To really break this down, and fast, let's pretend that we are now in the Land Of "Ops", and we are managing a large production infrastructure.
Each business is unique in that it prioritizes the below list of requirements in a unique way. For a financial tool, security may be paramount, but for a site that does not record any personal information – it might not. As a result, depending on the business we always have to juggle requirements and expectation across several orthogonal axis (and by othogonal I mean that they are mostly independent of each other – one cary vary drastically while the other is fixed, etc.)

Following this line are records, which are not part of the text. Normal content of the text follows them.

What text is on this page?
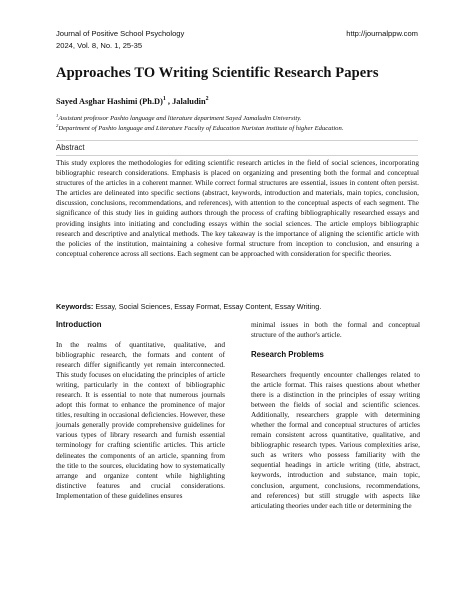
Journal of Positive School Psychology
2024, Vol. 8, No. 1, 25-35
http://journalppw.com
Approaches TO Writing Scientific Research Papers
Sayed Asghar Hashimi $(Ph.D)^1$ , Jalaludin$^2$
$^1$Assistant professor Pashto language and literature department Sayed Jamaludin University.
$^2$Department of Pashto language and Literature Faculty of Education Nuristan institute of higher Education.
Abstract
This study explores the methodologies for editing scientific research articles in the field of social sciences, incorporating bibliographic research considerations. Emphasis is placed on organizing and presenting both the formal and conceptual structures of the articles in a coherent manner. While correct formal structures are essential, issues in content often persist. The articles are delineated into specific sections (abstract, keywords, introduction and materials, main topics, conclusion, discussion, conclusions, recommendations, and references), with attention to the conceptual aspects of each segment. The significance of this study lies in guiding authors through the process of crafting bibliographically researched essays and providing insights into initiating and concluding essays within the social sciences. The article employs bibliographic research and descriptive and analytical methods. The key takeaway is the importance of aligning the scientific article with the policies of the institution, maintaining a cohesive formal structure from inception to conclusion, and ensuring a conceptual coherence across all sections. Each segment can be approached with consideration for specific theories.
Keywords: Essay, Social Sciences, Essay Format, Essay Content, Essay Writing.
Introduction
In the realms of quantitative, qualitative, and bibliographic research, the formats and content of research differ significantly yet remain interconnected. This study focuses on elucidating the principles of article writing, particularly in the context of bibliographic research. It is essential to note that numerous journals adopt this format to enhance the prominence of major titles, resulting in occasional deficiencies. However, these journals generally provide comprehensive guidelines for various types of library research and furnish essential terminology for crafting scientific articles. This article delineates the components of an article, spanning from the title to the sources, elucidating how to systematically arrange and organize content while highlighting distinctive features and crucial considerations. Implementation of these guidelines ensures
minimal issues in both the formal and conceptual structure of the author's article.
Research Problems
Researchers frequently encounter challenges related to the article format. This raises questions about whether there is a distinction in the principles of essay writing between the fields of social and scientific sciences. Additionally, researchers grapple with determining whether the formal and conceptual structures of articles remain consistent across quantitative, qualitative, and bibliographic research types. Various complexities arise, such as writers who possess familiarity with the sequential headings in article writing (title, abstract, keywords, introduction and substance, main topic, conclusion, argument, conclusions, recommendations, and references) but still struggle with aspects like articulating theories under each title or determining the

From my experience, the top requirements that Engineering as a discipline at any organization must satisfy, is a combination of the following (in no particular order):
- Ability to easily change, deploy, and understand the software.
- The cost (and risk) of breaking production with a deployed bug.

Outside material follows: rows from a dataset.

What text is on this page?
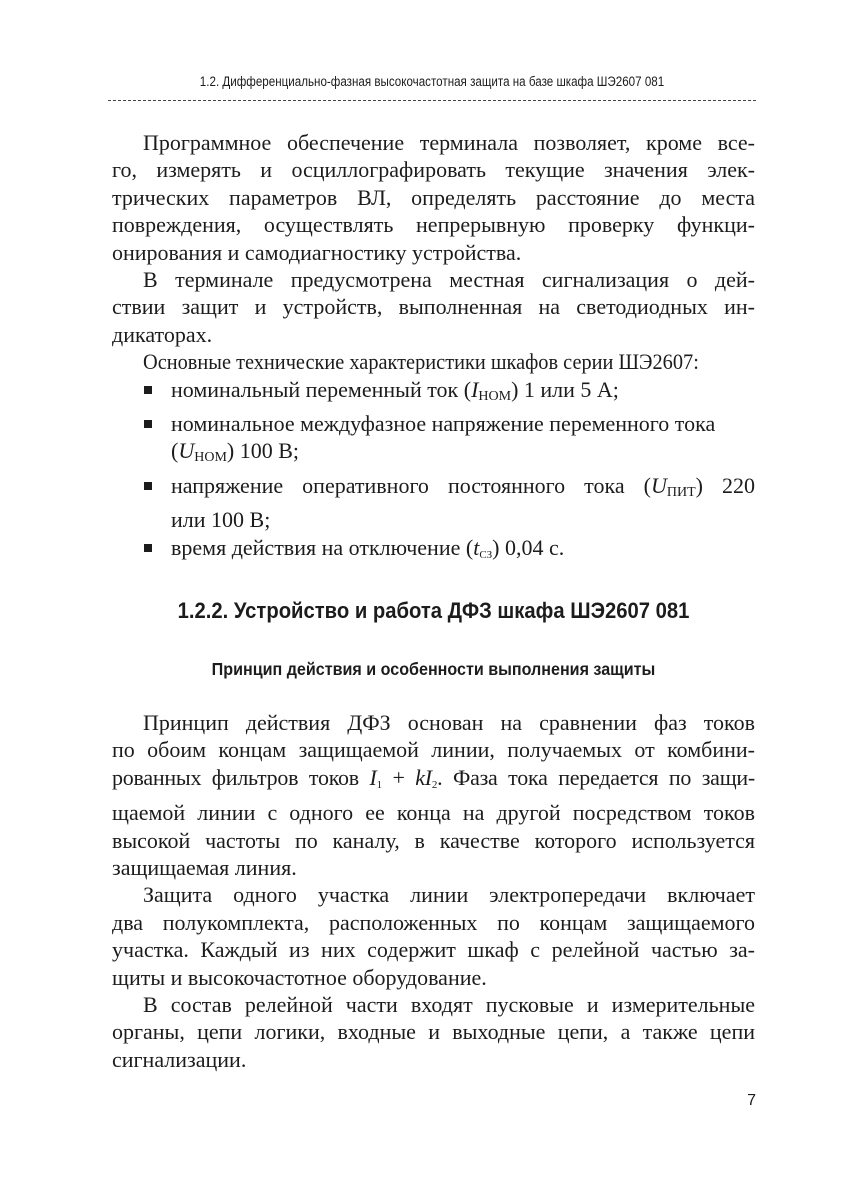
1.2. Дифференциально-фазная высокочастотная защита на базе шкафа ШЭ2607 081

Программное обеспечение терминала позволяет, кроме все-
го, измерять и осциллографировать текущие значения элек-
трических параметров ВЛ, определять расстояние до места
повреждения, осуществлять непрерывную проверку функци-
онирования и самодиагностику устройства.

В терминале предусмотрена местная сигнализация о дей-
ствии защит и устройств, выполненная на светодиодных ин-
дикаторах.

Основные технические характеристики шкафов серии ШЭ2607:

номинальный переменный ток $(I_{НОМ})$ 1 или 5 А;
номинальное междуфазное напряжение переменного тока
$(U_{НОМ})$ 100 В;
напряжение оперативного постоянного тока $(U_{ПИТ})$ 220
или 100 В;
время действия на отключение (tСЗ) 0,04 с.
1.2.2. Устройство и работа ДФЗ шкафа ШЭ2607 081
Принцип действия и особенности выполнения защиты

Принцип действия ДФЗ основан на сравнении фаз токов
по обоим концам защищаемой линии, получаемых от комбини-
рованных фильтров токов I1 + kI2. Фаза тока передается по защи-
щаемой линии с одного ее конца на другой посредством токов
высокой частоты по каналу, в качестве которого используется
защищаемая линия.

Защита одного участка линии электропередачи включает
два полукомплекта, расположенных по концам защищаемого
участка. Каждый из них содержит шкаф с релейной частью за-
щиты и высокочастотное оборудование.

В состав релейной части входят пусковые и измерительные
органы, цепи логики, входные и выходные цепи, а также цепи
сигнализации.

7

- The cost (and risk) of an unplanned downtime, and cost of being down per minute.
- Ability for the system to automatically scale up and down with the incoming traffic.
- Predictability of the operational cost, for example $x per month, per 1K MAU.
- Security posture, risk factor, probability of a compromise. After-affects of a break-in.
Often these go at odds with each other: for example, increasing security posture means slowing down development, and increasing operational cost. And so on.
I really like to distill things down as much as possible, so when I do that with the list above, here is what I get:
Today's enterprise software development requires a carefully measured balance of effort, spent on the abilities to grow, change and scale software and the service on one hand, and risks of a tumble, crash or a data leak on the other.
So with that, let's move along to see what Docker gets us, but before – I want to better understand the concept and the history of virtualization.
Virtualization is a concept that should be relatively easy to understand. For many years now it has been possible to run one operating system inside another.
With Mac OS-X growing popularity around early 2000s, this concept reached the "consumer". It was no longer a question of large enterprises, but developers, designers, and gamers. People wanted to run OS-X application side by side with Windows. And in the case a Mac, that was not even possible until Apple switched to the Intel processor family.
2005 – Parallels
Most popular, and probably the very first one was Parallels, Inc.. It allowed Mac OS-X users to run Windows, next to their Mac Apps, and without having to reboot their computer.
Parallels created a software that emulated the hardware – a layer that pretends to be a collection of a familiar BIOS, motherboard, RAM, CPU, and peripherals, USB, SATA disks, etc. I write software for living, and to me it feels like a pretty difficult task to accomplish, and Parallels definitely were the first to market, releasing their first version in 2005.
While Parallels did technically work, for many resource-intensive application running inside Parallels was simply not realistic. It was just too damn slow. Consumers quickly discovered that running games inside Parallels was pretty much a moot point.
2006 - BootCamp
Steve Jobs must have liked what Parallels did, and decided to do it better, as he typically does. Well, maybe not better, but differently. BootCamp allowed Mac users to run Windows at near native speed of their Mac, but the catch was that only one or the other was possible. You could run other operating systems too, just like with Parallels.